Ankh Large has an embedding dimension of 1536, 48 encoder layers, 24 decoder layers, 16 attention heads, and a feed-forward dimension of 3840. Ankh Base uses a smaller configuration with an embedding dimension of 768, 12 attention heads, and a feed-forward dimension of 3072. Both variants use Gated-GELU activations and relative positional embeddings. Pre-training used UniRef50 (approximately 45.6 million sequences), a choice justified empirically: lower-redundancy databases produced better downstream representations than UniRef90 or UniRef100, and BFD-augmented training did not consistently improve results. Training was conducted on Google TPU-v4 pods.

On CASP12 secondary structure prediction (Q3 accuracy), Ankh3 XL achieves 84.4% and Ankh Large achieves 83.6%. On SCOPe remote homology fold classification (1,194-class accuracy), Ankh Large reaches 61.0%. The model also improves on solubility and fluorescence benchmarks from TAPE, and excels at embedding-based contact prediction relative to attention-map-based approaches used in earlier models.
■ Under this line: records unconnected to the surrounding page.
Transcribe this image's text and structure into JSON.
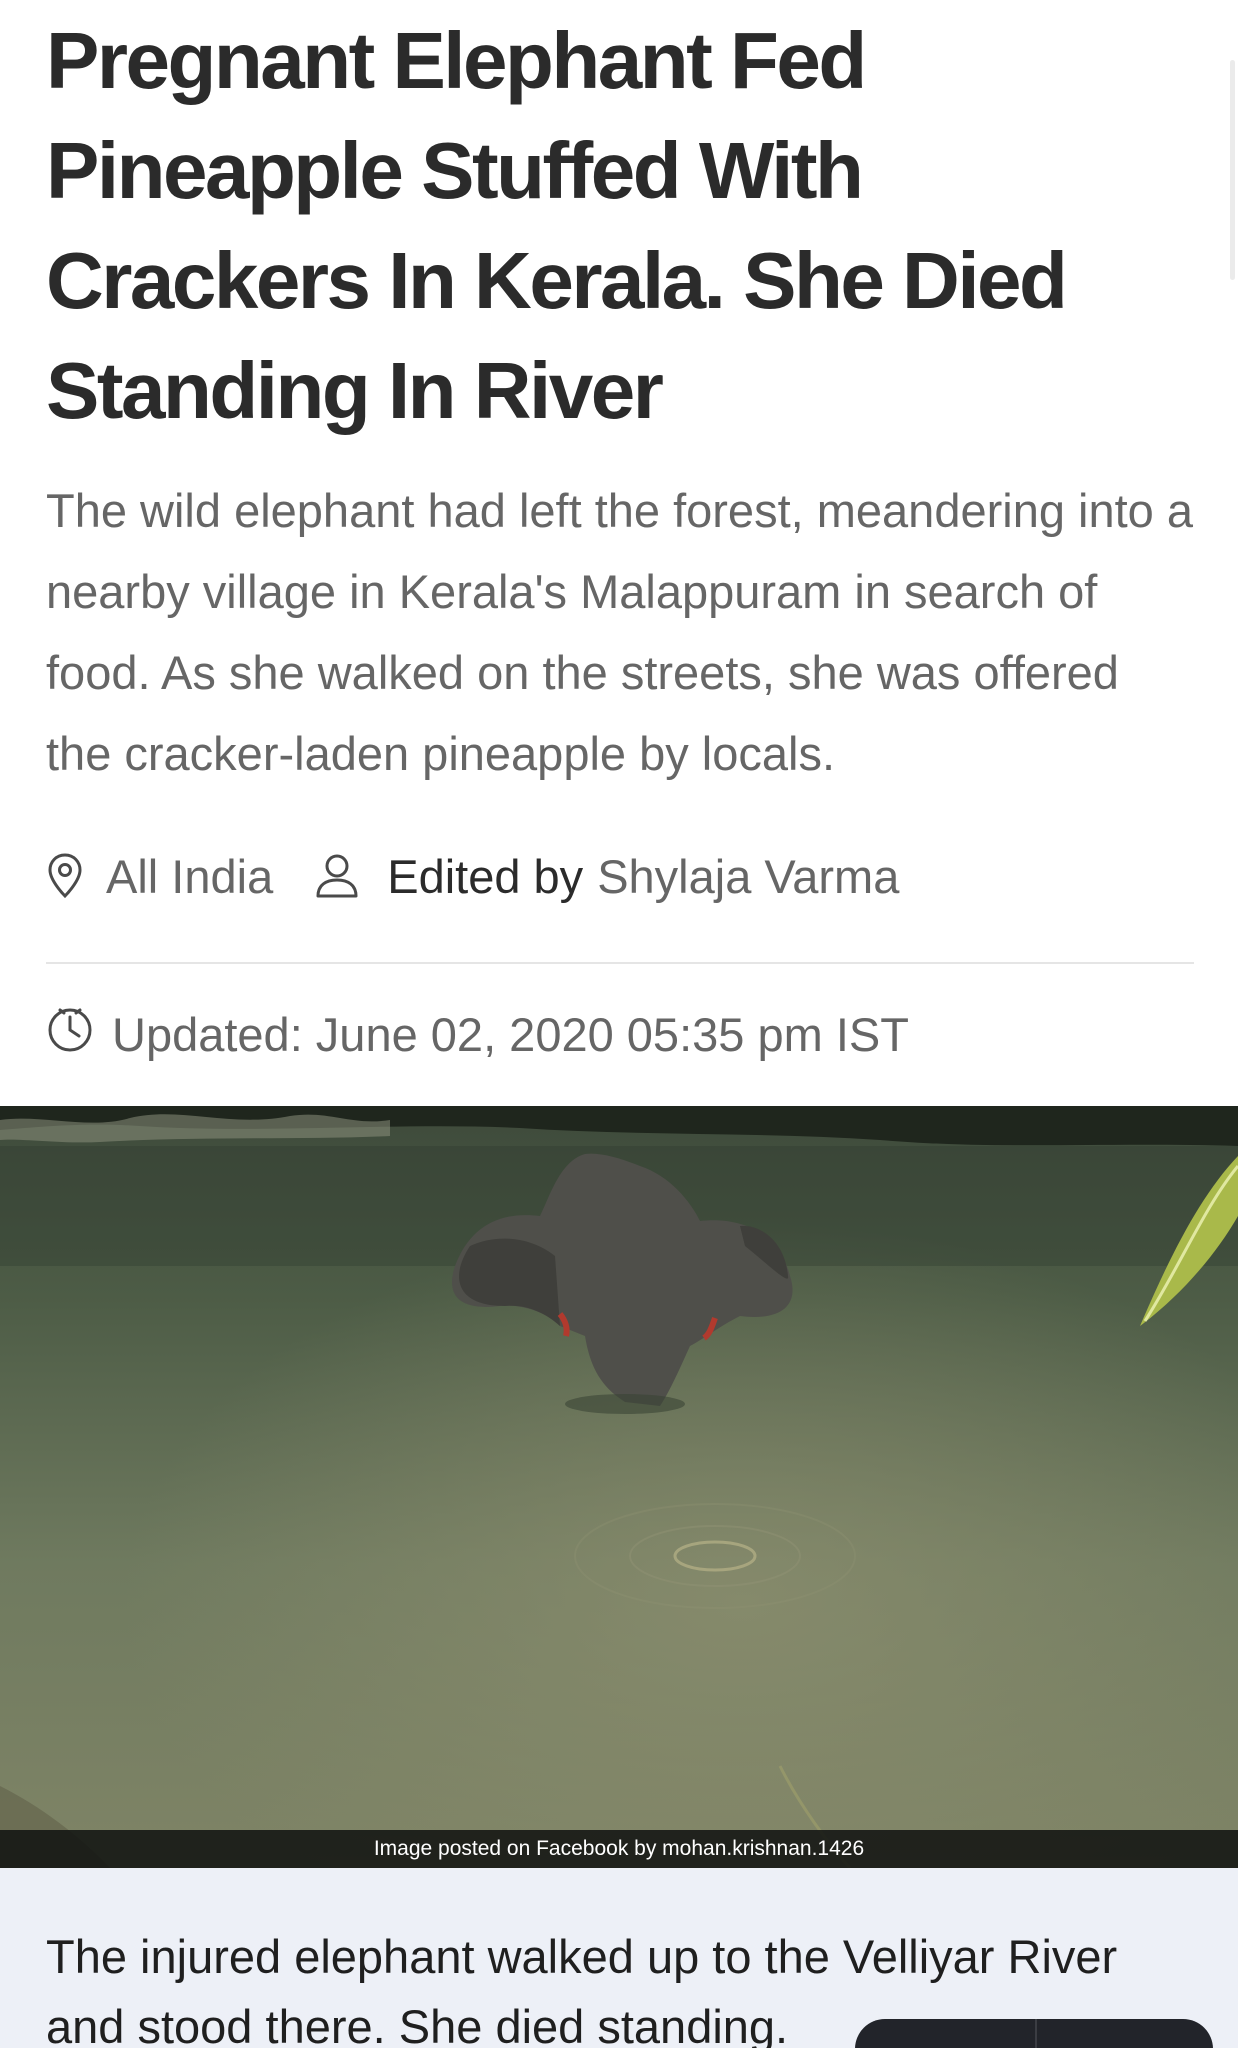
{
  "article": {
    "headline": "Pregnant Elephant Fed Pineapple Stuffed With Crackers In Kerala. She Died Standing In River",
    "synopsis": "The wild elephant had left the forest, meandering into a nearby village in Kerala's Malappuram in search of food. As she walked on the streets, she was offered the cracker-laden pineapple by locals.",
    "meta": {
      "location_icon": "location-pin-icon",
      "location": "All India",
      "editor_icon": "person-icon",
      "editor_prefix": "Edited by",
      "editor_name": "Shylaja Varma"
    },
    "updated": {
      "icon": "clock-icon",
      "text": "Updated: June 02, 2020 05:35 pm IST"
    },
    "image": {
      "credit": "Image posted on Facebook by mohan.krishnan.1426"
    },
    "caption": "The injured elephant walked up to the Velliyar River and stood there. She died standing."
  },
  "colors": {
    "headline": "#2b2b2b",
    "body_text": "#666666",
    "caption_bg": "#edf0f7",
    "floating_bar": "#22242a"
  }
}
The Ankh2 Large variant (~2 billion parameters) was trained from the Ankh Large checkpoint for 45 epochs using Adafactor optimization with linear warmup, and substitutes SiLU for GELU activations.

#Applications

Ankh is designed as a general-purpose protein representation model suitable for fine-tuning or fixed-feature extraction across a wide range of downstream tasks. Researchers use it for secondary and tertiary structure prediction, protein function annotation, fitness landscape modeling, and variant effect prediction. The efficient inference profile makes it practical for large-scale proteomics workflows where embeddings must be generated for hundreds of thousands of sequences. Parameter-efficient fine-tuning via LoRA has been demonstrated for solubility and fluorescence prediction tasks. Ankh is also relevant to protein engineering applications where learning evolutionary conservation and mutation trends is important for generating diverse yet functionally coherent sequence variants.

#Impact

Ankh represents a significant methodological contribution to the argument that protein-specific inductive biases — rather than raw scale — can drive PLM performance. By demonstrating competitive or superior performance versus models ten times its size, it has helped shift community attention toward efficient training strategies and knowledge-guided architecture choices. The model family is actively maintained, with Ankh2 and Ankh3 variants continuing to extend the original work. Its accessibility on commodity GPU hardware has made it a practical choice for research groups without access to large-scale compute, broadening participation in PLM-driven protein science. A notable limitation is that Ankh, like other sequence-only PLMs, does not incorporate structural information during pre-training, meaning that for tasks with known structural context, structure-aware models may offer complementary strengths.